I was finishing a bike workout, pedaling the final blocks toward home, when a large insect flew across my path. Green, and with wings and legs widely spread, it gave me the split-second first impression was that I was seeing a praying mantis. But the wings were wrong, proportions were wrong, and it didn’t have the Edward Gorey weirdness of a mantis’ profile in flight. The insect turned around, flew back across the street, and crash landed on a lawn. I stopped, dug out the phone, and used it to photograph what I now realized was a greater anglewing.

The spread of that katydid’s wings in flight reminded me of another recent observation. I have taken opportunities to watch a few Texas bush katydids singing, and have been struck by how much the wings flip out to the sides, especially when compared to the more subtle vibrations of singing meadow katydids. I suspect I may be onto what made the Texas bush katydid I observed at Pratts Wayne Woods have such a slurred short-song, with a quality reminiscent of the broad-winged bush katydid’s corresponding advertisement. Here’s another shot of the Pratts Wayne katydid.
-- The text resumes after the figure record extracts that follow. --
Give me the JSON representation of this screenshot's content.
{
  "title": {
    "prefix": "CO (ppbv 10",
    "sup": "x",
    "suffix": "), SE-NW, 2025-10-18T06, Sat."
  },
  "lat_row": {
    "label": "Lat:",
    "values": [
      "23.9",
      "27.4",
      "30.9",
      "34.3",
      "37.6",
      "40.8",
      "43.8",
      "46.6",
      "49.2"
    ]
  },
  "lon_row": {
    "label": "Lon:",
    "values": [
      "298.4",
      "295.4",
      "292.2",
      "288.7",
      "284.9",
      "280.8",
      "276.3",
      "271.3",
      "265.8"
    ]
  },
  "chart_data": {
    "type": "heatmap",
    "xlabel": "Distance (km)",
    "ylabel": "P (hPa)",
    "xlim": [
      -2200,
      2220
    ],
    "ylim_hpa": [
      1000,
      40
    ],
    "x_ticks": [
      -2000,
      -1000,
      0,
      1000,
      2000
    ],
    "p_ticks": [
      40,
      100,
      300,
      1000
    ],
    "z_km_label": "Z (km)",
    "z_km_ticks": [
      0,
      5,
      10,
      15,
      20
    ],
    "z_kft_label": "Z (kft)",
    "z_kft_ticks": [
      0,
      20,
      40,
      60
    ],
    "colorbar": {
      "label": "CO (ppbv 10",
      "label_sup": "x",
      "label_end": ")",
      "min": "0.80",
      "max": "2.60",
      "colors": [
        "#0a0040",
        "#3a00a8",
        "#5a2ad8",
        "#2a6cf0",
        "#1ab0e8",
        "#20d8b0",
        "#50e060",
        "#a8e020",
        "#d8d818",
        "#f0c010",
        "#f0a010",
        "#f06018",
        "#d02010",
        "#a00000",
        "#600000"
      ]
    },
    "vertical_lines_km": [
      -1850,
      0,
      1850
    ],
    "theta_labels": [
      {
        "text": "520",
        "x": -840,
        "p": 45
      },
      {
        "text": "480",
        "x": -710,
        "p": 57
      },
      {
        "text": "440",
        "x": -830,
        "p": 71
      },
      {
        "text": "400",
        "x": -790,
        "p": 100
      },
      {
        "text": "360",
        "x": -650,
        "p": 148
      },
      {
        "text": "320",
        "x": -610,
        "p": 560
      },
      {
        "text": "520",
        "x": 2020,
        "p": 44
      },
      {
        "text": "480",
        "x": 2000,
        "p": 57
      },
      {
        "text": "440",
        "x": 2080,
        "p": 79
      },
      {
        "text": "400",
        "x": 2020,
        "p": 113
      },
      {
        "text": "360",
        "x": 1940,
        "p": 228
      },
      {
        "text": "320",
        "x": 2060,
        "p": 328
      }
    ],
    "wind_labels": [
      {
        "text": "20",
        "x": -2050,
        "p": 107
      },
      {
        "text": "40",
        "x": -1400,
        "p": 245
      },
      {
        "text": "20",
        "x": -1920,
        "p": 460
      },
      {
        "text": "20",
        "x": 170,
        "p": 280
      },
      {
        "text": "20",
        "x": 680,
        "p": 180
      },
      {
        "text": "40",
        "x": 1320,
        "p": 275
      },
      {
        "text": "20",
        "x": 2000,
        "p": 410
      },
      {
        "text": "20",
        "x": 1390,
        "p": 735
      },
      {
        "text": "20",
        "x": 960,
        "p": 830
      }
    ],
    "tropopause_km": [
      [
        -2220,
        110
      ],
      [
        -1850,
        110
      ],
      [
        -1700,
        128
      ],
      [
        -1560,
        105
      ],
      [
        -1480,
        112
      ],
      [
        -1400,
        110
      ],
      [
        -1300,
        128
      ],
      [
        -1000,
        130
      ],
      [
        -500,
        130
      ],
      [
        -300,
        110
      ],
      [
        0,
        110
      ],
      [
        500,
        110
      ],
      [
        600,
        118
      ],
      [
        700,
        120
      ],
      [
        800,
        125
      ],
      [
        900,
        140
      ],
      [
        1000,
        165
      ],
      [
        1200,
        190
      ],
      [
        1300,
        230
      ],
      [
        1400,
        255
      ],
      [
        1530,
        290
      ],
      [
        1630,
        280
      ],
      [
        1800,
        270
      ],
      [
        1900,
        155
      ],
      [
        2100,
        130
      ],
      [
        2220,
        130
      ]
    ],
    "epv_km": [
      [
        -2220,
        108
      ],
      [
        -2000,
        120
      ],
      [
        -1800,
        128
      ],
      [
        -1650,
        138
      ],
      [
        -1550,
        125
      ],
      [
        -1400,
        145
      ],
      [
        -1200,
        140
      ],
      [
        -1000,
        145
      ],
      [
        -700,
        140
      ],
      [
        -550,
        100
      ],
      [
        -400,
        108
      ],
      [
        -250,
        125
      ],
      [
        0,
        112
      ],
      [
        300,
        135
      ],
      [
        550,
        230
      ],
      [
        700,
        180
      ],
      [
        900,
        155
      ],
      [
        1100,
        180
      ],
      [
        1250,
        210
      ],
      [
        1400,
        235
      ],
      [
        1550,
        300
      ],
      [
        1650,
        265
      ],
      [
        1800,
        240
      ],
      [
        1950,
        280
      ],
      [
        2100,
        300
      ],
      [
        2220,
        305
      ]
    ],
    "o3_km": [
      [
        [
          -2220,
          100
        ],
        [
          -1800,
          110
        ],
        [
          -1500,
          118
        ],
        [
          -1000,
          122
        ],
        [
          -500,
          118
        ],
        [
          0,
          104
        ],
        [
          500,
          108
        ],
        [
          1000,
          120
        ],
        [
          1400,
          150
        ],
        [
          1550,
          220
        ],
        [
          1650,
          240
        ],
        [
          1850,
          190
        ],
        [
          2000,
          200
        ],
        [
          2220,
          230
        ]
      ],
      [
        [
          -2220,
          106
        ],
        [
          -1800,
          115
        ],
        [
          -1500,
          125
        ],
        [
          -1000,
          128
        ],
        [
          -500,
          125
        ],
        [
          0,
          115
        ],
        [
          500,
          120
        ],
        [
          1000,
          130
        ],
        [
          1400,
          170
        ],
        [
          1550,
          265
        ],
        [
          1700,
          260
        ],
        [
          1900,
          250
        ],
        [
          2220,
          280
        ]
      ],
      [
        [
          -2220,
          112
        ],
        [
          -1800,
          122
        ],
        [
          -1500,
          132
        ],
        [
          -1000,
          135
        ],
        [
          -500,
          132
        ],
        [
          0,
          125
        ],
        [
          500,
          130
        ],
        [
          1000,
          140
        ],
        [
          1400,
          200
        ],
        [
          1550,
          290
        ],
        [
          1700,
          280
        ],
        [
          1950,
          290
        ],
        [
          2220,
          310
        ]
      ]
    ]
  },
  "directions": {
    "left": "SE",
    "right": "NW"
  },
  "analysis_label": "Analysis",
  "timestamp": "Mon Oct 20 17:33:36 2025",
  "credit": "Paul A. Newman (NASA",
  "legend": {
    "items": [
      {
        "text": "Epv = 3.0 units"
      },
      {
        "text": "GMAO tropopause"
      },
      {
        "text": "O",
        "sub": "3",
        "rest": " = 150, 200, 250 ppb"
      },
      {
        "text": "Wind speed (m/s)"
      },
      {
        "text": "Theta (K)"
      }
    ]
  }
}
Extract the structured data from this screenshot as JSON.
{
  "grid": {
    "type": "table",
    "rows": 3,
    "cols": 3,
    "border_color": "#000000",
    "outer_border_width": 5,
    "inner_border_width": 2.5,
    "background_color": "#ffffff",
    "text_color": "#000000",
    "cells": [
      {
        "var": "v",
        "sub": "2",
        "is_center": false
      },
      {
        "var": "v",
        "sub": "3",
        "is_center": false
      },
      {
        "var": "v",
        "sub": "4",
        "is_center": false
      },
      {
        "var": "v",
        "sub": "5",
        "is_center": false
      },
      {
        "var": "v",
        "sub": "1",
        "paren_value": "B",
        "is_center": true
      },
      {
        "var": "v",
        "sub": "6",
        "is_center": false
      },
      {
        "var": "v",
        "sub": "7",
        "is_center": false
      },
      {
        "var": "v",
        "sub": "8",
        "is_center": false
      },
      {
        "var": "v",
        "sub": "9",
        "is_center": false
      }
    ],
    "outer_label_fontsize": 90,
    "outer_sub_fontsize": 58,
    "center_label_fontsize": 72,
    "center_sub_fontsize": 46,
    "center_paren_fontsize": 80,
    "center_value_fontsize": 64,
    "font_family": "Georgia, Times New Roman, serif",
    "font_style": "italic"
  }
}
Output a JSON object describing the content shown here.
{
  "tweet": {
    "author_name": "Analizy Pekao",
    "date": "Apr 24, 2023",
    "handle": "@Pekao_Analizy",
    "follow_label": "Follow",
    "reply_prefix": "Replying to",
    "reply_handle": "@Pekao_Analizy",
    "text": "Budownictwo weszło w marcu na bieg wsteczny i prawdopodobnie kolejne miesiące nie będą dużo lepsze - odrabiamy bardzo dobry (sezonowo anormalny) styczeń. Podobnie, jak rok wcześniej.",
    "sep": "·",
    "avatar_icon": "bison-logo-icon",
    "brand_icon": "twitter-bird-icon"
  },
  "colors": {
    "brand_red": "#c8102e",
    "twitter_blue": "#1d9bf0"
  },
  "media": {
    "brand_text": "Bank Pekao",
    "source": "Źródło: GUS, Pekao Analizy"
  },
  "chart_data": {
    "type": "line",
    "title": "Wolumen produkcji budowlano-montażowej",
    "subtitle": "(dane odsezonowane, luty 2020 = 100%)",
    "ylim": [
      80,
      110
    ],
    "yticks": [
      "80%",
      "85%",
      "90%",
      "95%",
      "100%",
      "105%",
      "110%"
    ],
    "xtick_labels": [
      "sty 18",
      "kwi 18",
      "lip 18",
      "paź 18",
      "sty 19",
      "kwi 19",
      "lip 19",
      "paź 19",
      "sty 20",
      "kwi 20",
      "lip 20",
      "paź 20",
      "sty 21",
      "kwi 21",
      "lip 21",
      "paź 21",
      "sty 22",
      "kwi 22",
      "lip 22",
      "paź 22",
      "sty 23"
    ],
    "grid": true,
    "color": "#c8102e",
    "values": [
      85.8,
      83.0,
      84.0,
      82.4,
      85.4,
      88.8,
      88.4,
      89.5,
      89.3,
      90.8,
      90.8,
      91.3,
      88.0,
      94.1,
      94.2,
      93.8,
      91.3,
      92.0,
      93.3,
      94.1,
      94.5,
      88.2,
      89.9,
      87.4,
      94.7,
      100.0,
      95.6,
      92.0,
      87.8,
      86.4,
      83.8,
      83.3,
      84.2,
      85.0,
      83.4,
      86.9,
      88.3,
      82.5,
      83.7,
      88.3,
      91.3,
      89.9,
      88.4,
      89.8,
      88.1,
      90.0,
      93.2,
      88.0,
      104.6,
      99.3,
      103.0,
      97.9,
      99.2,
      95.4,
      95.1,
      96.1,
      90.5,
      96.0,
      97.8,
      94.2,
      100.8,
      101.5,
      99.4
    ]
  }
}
It’s missing a wing tip, and there also was scarring near the base of the left forewing. Such damage may well have caused the dramatically flipping wings to sound abnormal when rubbing together to produce the song. The typical crispness that would come from, say, this undamaged conspecific I saw in the dolomite prairie at Waterfall Glen, is compromised.

By the same token, the broad-winged bush katydid’s wings are shorter and wider, and might be expected to flop around more, so that the slurring typical of that species’ short song results. Experimental manipulations suggest themselves, but I’m not interested in captive studies at present.

Pratts Wayne Woods

by Carl Strang

Pratts Wayne Woods is the largest of DuPage County’s forest preserves. While its 3500 acres have much to offer, the target of my most recent visit was the Brewster Creek Marsh. I had a couple species of meadow katydids in mind that I especially hoped to find there. The part of that marsh I was surveying was adjacent to a dry area where there are high-level equestrian jumping competitions. As I passed through part of that meadow I heard a bush cricket’s short song. It took some minutes to find him, as he took advantage of the light wind moving his perch to keep an edge toward me.

His song was a little ambiguous. I have come to think of the broad-winged bush katydid’s short song as sounding blurred, run together, and composed of more than 3 syllables. The Texas bush katydid usually has a three-syllable short song that sounds, to my ear, crisp and articulated: dig-a-dig! I needed to take the time to find this individual because his short song had 3 syllables but sounded slurred together.

The wing proportions alone say Texas bush katydid, but to be sure I caught him and photographed his tail plate, confirming the ID. Now it seems I will have to find a few more and confirm that it’s the syllable count rather than the crispness that matters in separating these two species. Soon thereafter I found myself in a wet area dense with tall sedges in northern Brewster Creek Marsh.

It was disappointing, however. There was essentially nothing to be found out in the sedge area, and just a few black-legged and short-winged meadow katydids singing along the edge. I moved west to a grassy area at the edge of a large pond. As I stepped out of the woods into that grass I caught a flash of golden brown as a slender jumper got out of my way. My immediate hope was fulfilled when a close look proved the insect to be one of my target species, a male black-sided meadow katydid.

This was the best photo I got of a male. The abdomen is mainly a shiny black in color. I saw several males, and also a female.

She easily is the most colorful small meadow katydid I have seen, and would vie with the male black-leg (a large meadow katydid) as the local show winners for subfamily Conocephalinae.